Minoan civilization archaeologists generally use Minoan chronology to provide context on estimated dates. This system was first created by Arthur Evans and has since evolved. Three broad categories are typically used Early Minoan (EM), Middle Minoan (MM), and Late Minoan(LM). These three then have further subdivisions. When it comes to Minoan snake tubes, the earliest tubes that can be definitely dated appear to be constructed during the MM period, or 2200-1600 BCE. The majority of snake tubes discovered thus far appear to originate from the LM III period, or 1400-1050 BCE. During these excavation archeologists oftentimes find a significant difference between the date of the objects and the structures they were found in. This could mean that Minoans repurposed buildings frequently or perhaps used them as continuous places of worship.

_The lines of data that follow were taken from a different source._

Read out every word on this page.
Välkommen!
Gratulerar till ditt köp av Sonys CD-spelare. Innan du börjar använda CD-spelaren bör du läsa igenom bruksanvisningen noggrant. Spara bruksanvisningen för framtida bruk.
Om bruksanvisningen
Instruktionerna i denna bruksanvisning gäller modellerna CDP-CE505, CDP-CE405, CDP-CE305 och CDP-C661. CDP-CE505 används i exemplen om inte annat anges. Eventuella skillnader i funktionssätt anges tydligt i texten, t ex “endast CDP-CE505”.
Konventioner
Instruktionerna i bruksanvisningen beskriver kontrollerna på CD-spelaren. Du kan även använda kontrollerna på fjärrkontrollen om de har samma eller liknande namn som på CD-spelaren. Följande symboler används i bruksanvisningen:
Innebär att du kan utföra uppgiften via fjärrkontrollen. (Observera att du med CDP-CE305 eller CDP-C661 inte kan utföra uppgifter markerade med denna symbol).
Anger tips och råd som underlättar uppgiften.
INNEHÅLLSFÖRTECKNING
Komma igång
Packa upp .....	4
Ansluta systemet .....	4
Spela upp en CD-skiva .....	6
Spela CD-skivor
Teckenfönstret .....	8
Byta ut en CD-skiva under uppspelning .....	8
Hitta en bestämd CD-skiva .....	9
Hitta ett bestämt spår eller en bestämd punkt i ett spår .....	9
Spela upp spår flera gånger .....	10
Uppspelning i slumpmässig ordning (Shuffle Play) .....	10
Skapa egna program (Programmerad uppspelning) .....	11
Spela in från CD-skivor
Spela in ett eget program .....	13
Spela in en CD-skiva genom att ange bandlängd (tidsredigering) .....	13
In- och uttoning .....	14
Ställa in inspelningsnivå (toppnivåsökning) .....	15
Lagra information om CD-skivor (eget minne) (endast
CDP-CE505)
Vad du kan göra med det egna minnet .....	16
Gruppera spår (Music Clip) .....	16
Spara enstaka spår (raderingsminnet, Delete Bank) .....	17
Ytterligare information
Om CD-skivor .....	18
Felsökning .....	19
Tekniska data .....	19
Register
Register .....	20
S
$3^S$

== Archaeological sites ==
Minoan snake tubes have been found in a number of locations throughout Crete. They were originally discovered at an excavation in Prinias. Sir Arthur Evans also discovered the tubes at Crete's most famous archeological site, Knossos. Other excavations have discovered tubes at sites in Gournia, Koumassa, Kavousi, Gazi, Kannia, Myrtos, Haghida Triada, Kommos Kharpi, Katsamba, and Kephala Khondrou. The variety of sites that snake tubes have been discovered at suggests that the objects were important to shrine construction and ritual practice as opposed to theories that describe them as decorative pieces.

== Possible Uses of Minoan Snake Tubes ==
There are several arguments for how Minoan Snake Tubes were used. When Arthur Evans originally named snake tubes he did so believing they were connected to snake worship. He noted that the opening in tube may have been used as place to contain snakes used in rituals. Other early archeologists believed that the tubes were early models of a Minoan goddess. Others have suggested that the snake tubes were served as libation vessels allowing for ritual drinking and pouring. One scholar suggests that they may simply be flower pots.